For Ignatius of Loyola, there are two signs to judge: evil spirits act on the imagination and the senses, and the good spirit, upon reason and conscience. Then, they can be judged by their mode of action and by the end they seek.

The discernment of spirits is part of everyone's spiritual journey. No one who is trying to make spiritual progress should attempt to do so alone – a spiritual director is required. A director assists a Christian in examining the motives, desires, consolations, and desolations in one's life. Objectively, one can know what is right from looking at the Ten Commandments and the Seven Deadly Sins in a thorough examination of conscience.
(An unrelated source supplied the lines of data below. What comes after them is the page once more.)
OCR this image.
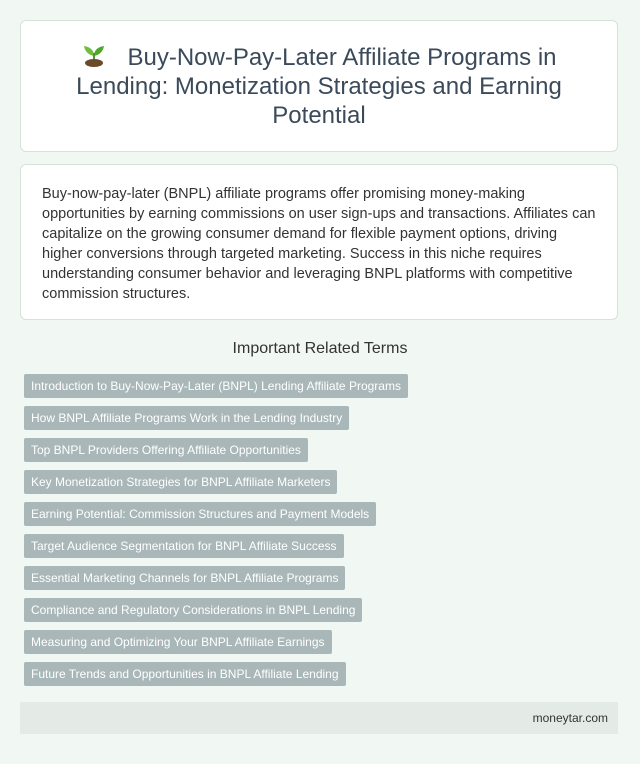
Buy-Now-Pay-Later Affiliate Programs in Lending: Monetization Strategies and Earning Potential

Buy-now-pay-later (BNPL) affiliate programs offer promising money-making opportunities by earning commissions on user sign-ups and transactions. Affiliates can capitalize on the growing consumer demand for flexible payment options, driving higher conversions through targeted marketing. Success in this niche requires understanding consumer behavior and leveraging BNPL platforms with competitive commission structures.

Important Related Terms
Introduction to Buy-Now-Pay-Later (BNPL) Lending Affiliate Programs
How BNPL Affiliate Programs Work in the Lending Industry
Top BNPL Providers Offering Affiliate Opportunities
Key Monetization Strategies for BNPL Affiliate Marketers
Earning Potential: Commission Structures and Payment Models
Target Audience Segmentation for BNPL Affiliate Success
Essential Marketing Channels for BNPL Affiliate Programs
Compliance and Regulatory Considerations in BNPL Lending
Measuring and Optimizing Your BNPL Affiliate Earnings
Future Trends and Opportunities in BNPL Affiliate Lending
moneytar.com
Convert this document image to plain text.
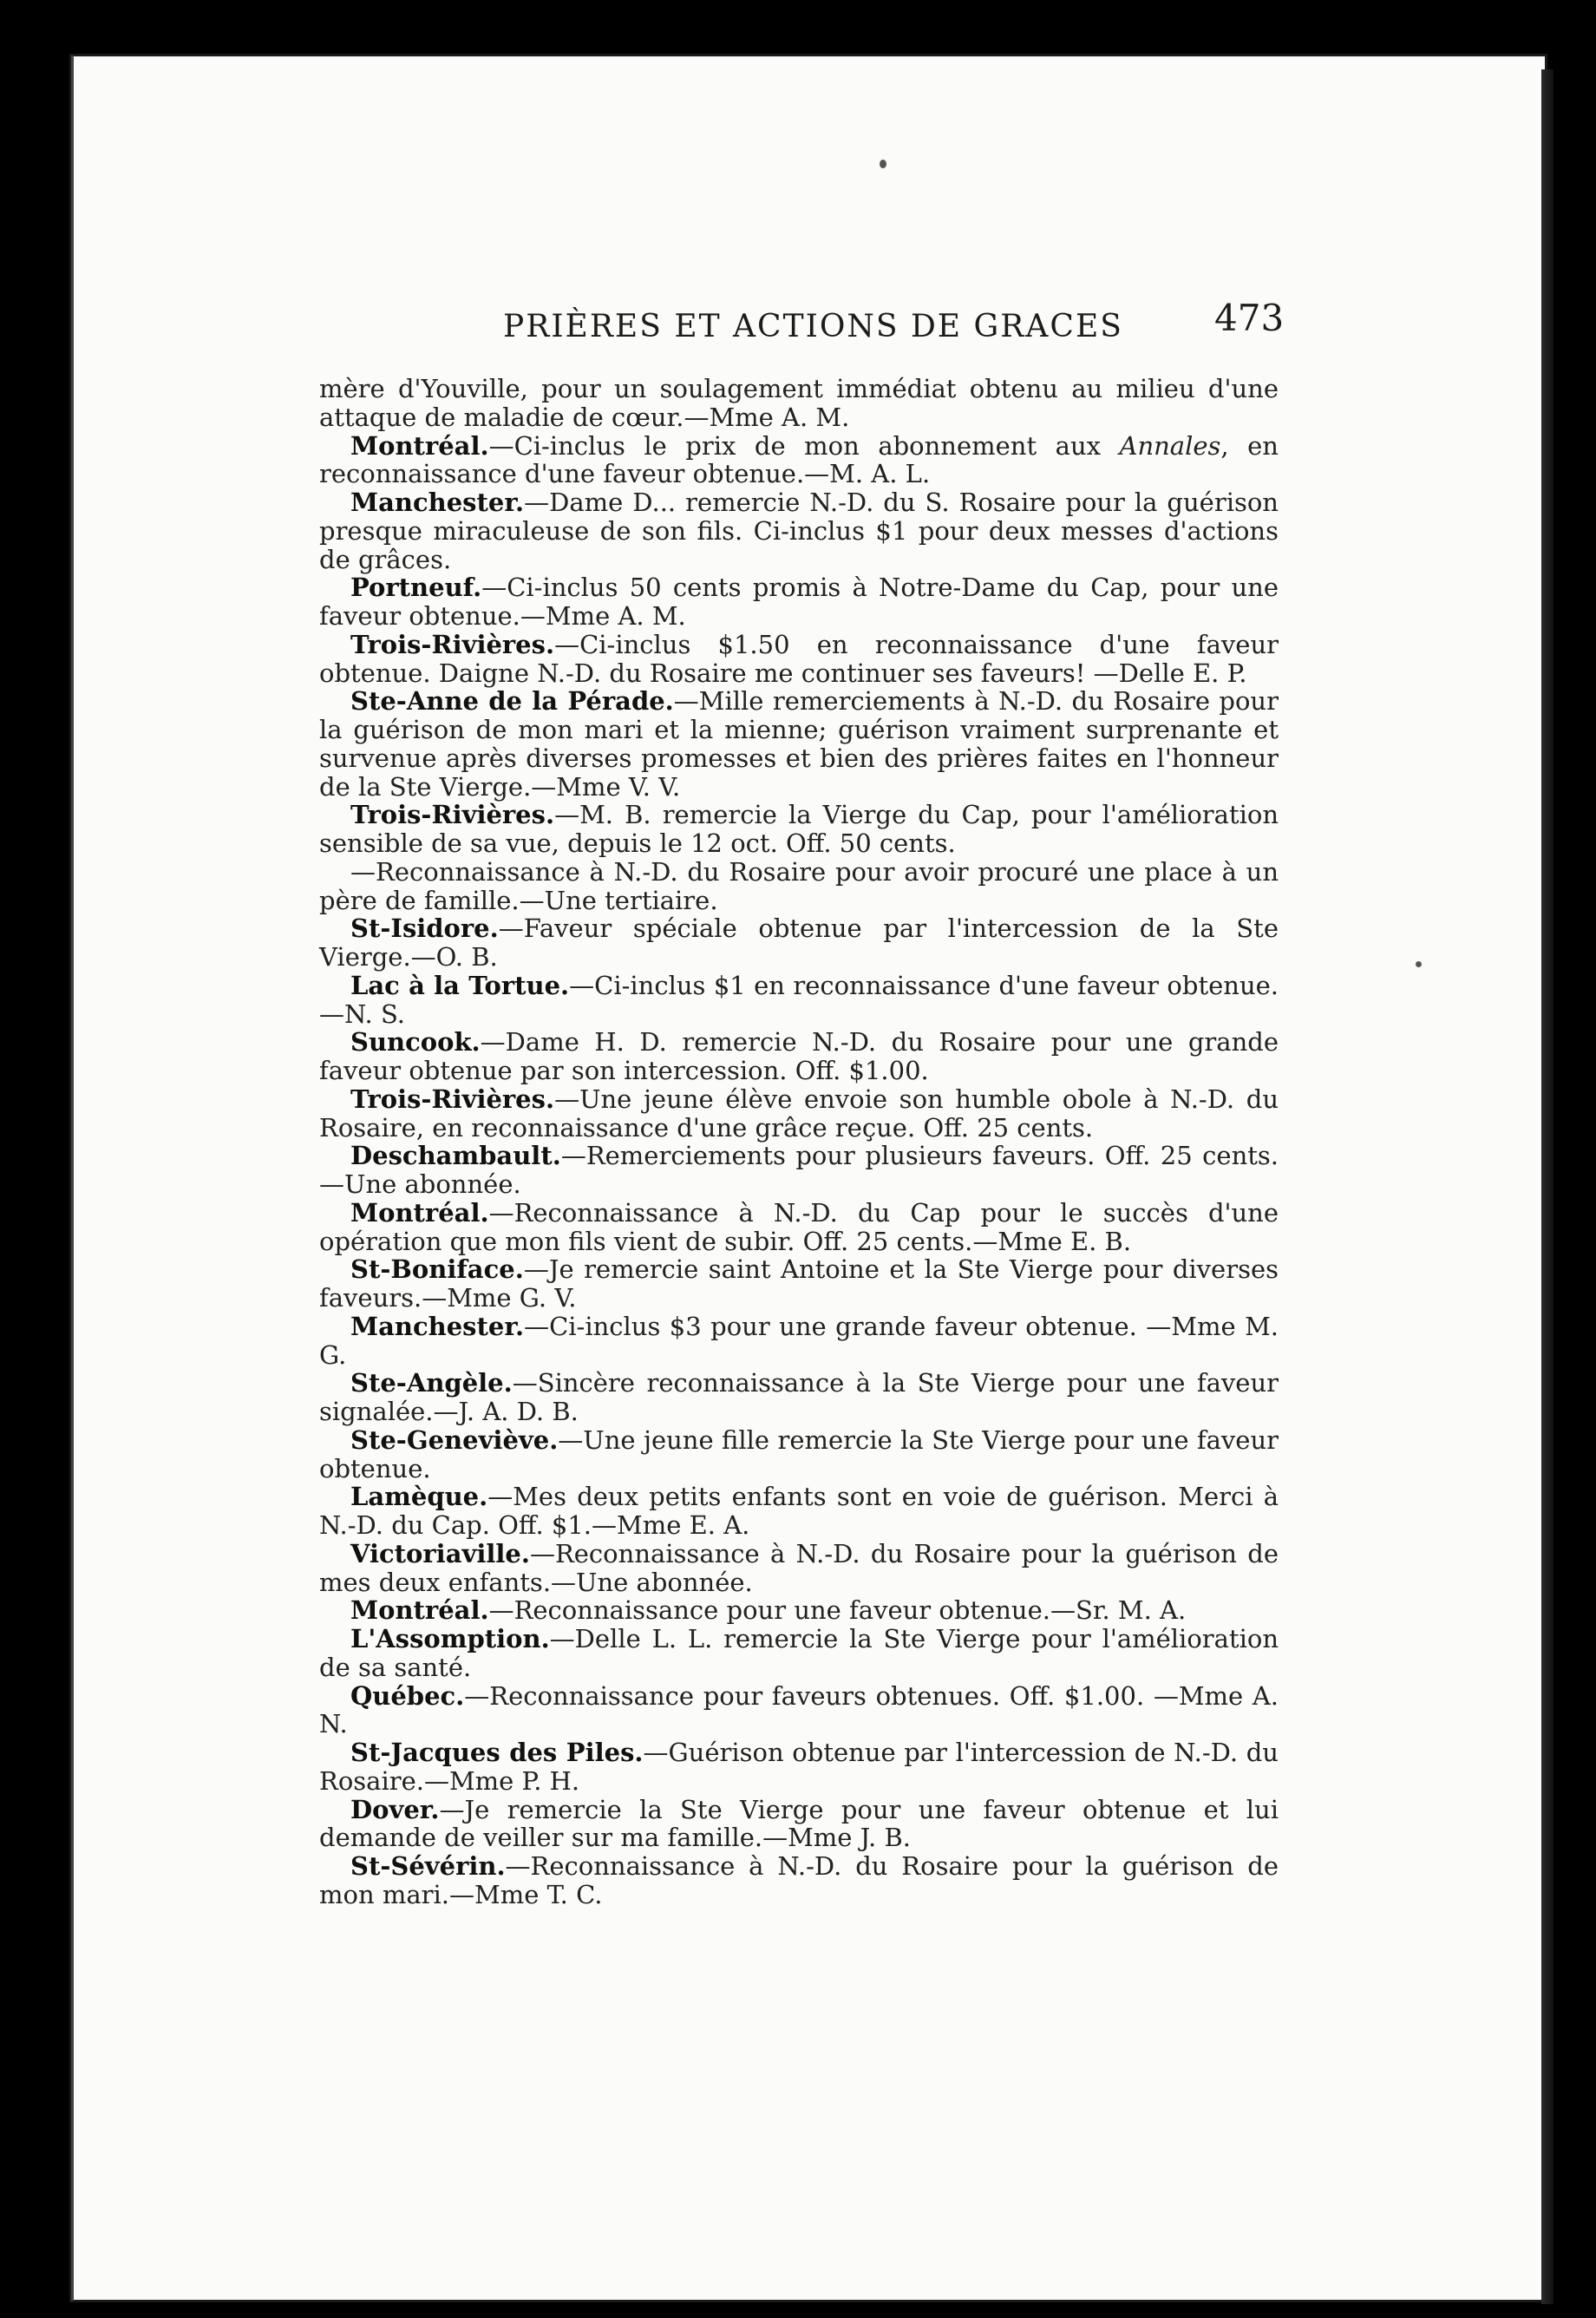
PRIÈRES ET ACTIONS DE GRACES	473

mère d'Youville, pour un soulagement immédiat obtenu au milieu d'une attaque de maladie de cœur.—Mme A. M.

Montréal.—Ci-inclus le prix de mon abonnement aux Annales, en reconnaissance d'une faveur obtenue.—M. A. L.

Manchester.—Dame D... remercie N.-D. du S. Rosaire pour la guérison presque miraculeuse de son fils. Ci-inclus $1 pour deux messes d'actions de grâces.

Portneuf.—Ci-inclus 50 cents promis à Notre-Dame du Cap, pour une faveur obtenue.—Mme A. M.

Trois-Rivières.—Ci-inclus $1.50 en reconnaissance d'une faveur obtenue. Daigne N.-D. du Rosaire me continuer ses faveurs! —Delle E. P.

Ste-Anne de la Pérade.—Mille remerciements à N.-D. du Rosaire pour la guérison de mon mari et la mienne; guérison vraiment surprenante et survenue après diverses promesses et bien des prières faites en l'honneur de la Ste Vierge.—Mme V. V.

Trois-Rivières.—M. B. remercie la Vierge du Cap, pour l'amélioration sensible de sa vue, depuis le 12 oct. Off. 50 cents.

—Reconnaissance à N.-D. du Rosaire pour avoir procuré une place à un père de famille.—Une tertiaire.

St-Isidore.—Faveur spéciale obtenue par l'intercession de la Ste Vierge.—O. B.

Lac à la Tortue.—Ci-inclus $1 en reconnaissance d'une faveur obtenue.—N. S.

Suncook.—Dame H. D. remercie N.-D. du Rosaire pour une grande faveur obtenue par son intercession. Off. $1.00.

Trois-Rivières.—Une jeune élève envoie son humble obole à N.-D. du Rosaire, en reconnaissance d'une grâce reçue. Off. 25 cents.

Deschambault.—Remerciements pour plusieurs faveurs. Off. 25 cents.—Une abonnée.

Montréal.—Reconnaissance à N.-D. du Cap pour le succès d'une opération que mon fils vient de subir. Off. 25 cents.—Mme E. B.

St-Boniface.—Je remercie saint Antoine et la Ste Vierge pour diverses faveurs.—Mme G. V.

Manchester.—Ci-inclus $3 pour une grande faveur obtenue. —Mme M. G.

Ste-Angèle.—Sincère reconnaissance à la Ste Vierge pour une faveur signalée.—J. A. D. B.

Ste-Geneviève.—Une jeune fille remercie la Ste Vierge pour une faveur obtenue.

Lamèque.—Mes deux petits enfants sont en voie de guérison. Merci à N.-D. du Cap. Off. $1.—Mme E. A.

Victoriaville.—Reconnaissance à N.-D. du Rosaire pour la guérison de mes deux enfants.—Une abonnée.

Montréal.—Reconnaissance pour une faveur obtenue.—Sr. M. A.

L'Assomption.—Delle L. L. remercie la Ste Vierge pour l'amélioration de sa santé.

Québec.—Reconnaissance pour faveurs obtenues. Off. $1.00. —Mme A. N.

St-Jacques des Piles.—Guérison obtenue par l'intercession de N.-D. du Rosaire.—Mme P. H.

Dover.—Je remercie la Ste Vierge pour une faveur obtenue et lui demande de veiller sur ma famille.—Mme J. B.

St-Sévérin.—Reconnaissance à N.-D. du Rosaire pour la guérison de mon mari.—Mme T. C.
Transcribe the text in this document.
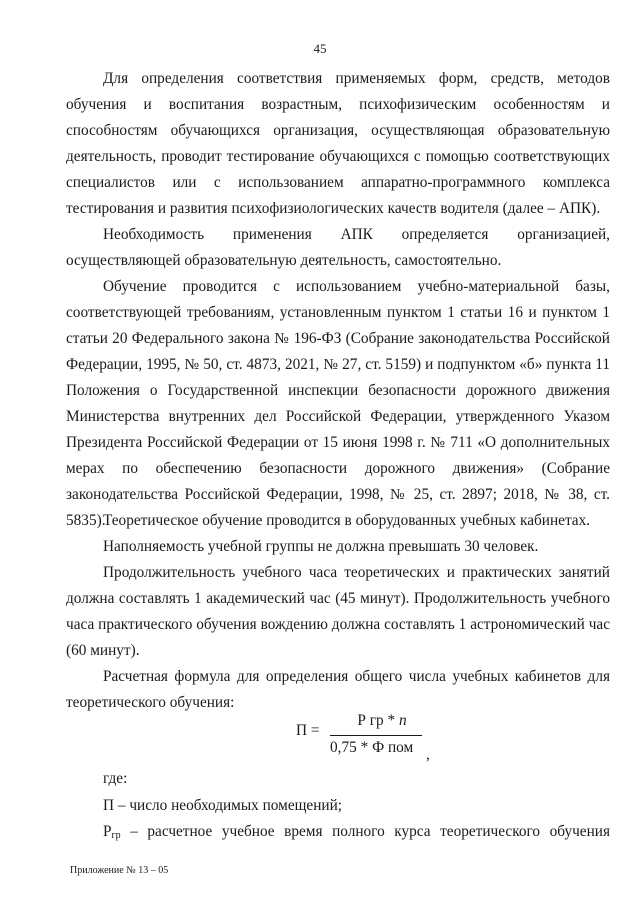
45

Для определения соответствия применяемых форм, средств, методов обучения и воспитания возрастным, психофизическим особенностям и способностям обучающихся организация, осуществляющая образовательную деятельность, проводит тестирование обучающихся с помощью соответствующих специалистов или с использованием аппаратно-программного комплекса тестирования и развития психофизиологических качеств водителя (далее – АПК).

Необходимость применения АПК определяется организацией, осуществляющей образовательную деятельность, самостоятельно.

Обучение проводится с использованием учебно-материальной базы, соответствующей требованиям, установленным пунктом 1 статьи 16 и пунктом 1 статьи 20 Федерального закона № 196-ФЗ (Собрание законодательства Российской Федерации, 1995, № 50, ст. 4873, 2021, № 27, ст. 5159) и подпунктом «б» пункта 11 Положения о Государственной инспекции безопасности дорожного движения Министерства внутренних дел Российской Федерации, утвержденного Указом Президента Российской Федерации от 15 июня 1998 г. № 711 «О дополнительных мерах по обеспечению безопасности дорожного движения» (Собрание законодательства Российской Федерации, 1998, № 25, ст. 2897; 2018, № 38, ст. 5835).

Теоретическое обучение проводится в оборудованных учебных кабинетах.

Наполняемость учебной группы не должна превышать 30 человек.

Продолжительность учебного часа теоретических и практических занятий должна составлять 1 академический час (45 минут). Продолжительность учебного часа практического обучения вождению должна составлять 1 астрономический час (60 минут).

Расчетная формула для определения общего числа учебных кабинетов для теоретического обучения:

П =
Р гр * n
0,75 * Ф пом ,

где:

П – число необходимых помещений;

$Р_{гр}$ – расчетное учебное время полного курса теоретического обучения

Приложение № 13 – 05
A Christian should, according to Ignatius, share everything with a director who can see things objectively, without being swayed by the emotions or passion. Discerning whether the good spirit (the influence of God, the church, one's soul) or the bad spirit (the influence of Satan, the world, the flesh) is at work requires calm, rational reflection. The good spirit brings us to peaceful, joyful decisions. The bad spirit often brings one to make quick, emotional, conflicted decisions. A spiritual director can assist both by personal experience, listening with care, and giving an objective analysis. Ignatius lays out his 23 rules for the discernment of spirits in his Spiritual Exercises for those who direct others through retreats.

==Pentecostal and Charismatic view==

Discernment of spirits is particularly important among Pentecostal and Charismatic Christians because of their emphasis on the operation of all the spiritual gifts within their churches. It becomes necessary then to be able to determine whether the exercise of a spiritual gift (such as prophecy or an interpretation of tongues) comes from the Holy Spirit, an evil spirit, or merely the human spirit. They believe that every Christian is able to judge and responsible for judging whether such an occurrence is helpful and edifying to the church; however, they also believe that there are those individuals who have been given the spiritual gift of discerning of spirits by the power of the Holy Spirit. The discerning of spirits does not involve the judging of people. The gift of discerning of spirits is also believed to be necessary in distinguishing demonic possession from mental or physical illness.

Additionally, many Charismatics and those in Pentecostal churches believe that the gift of discernment of spirits allows certain individuals to see spirits. The story about Elisha and the host of angels (cf. 2 Kings 6:15-17) is given as an example along with many other modern examples in the book School of the Seers by Jonathan Welton.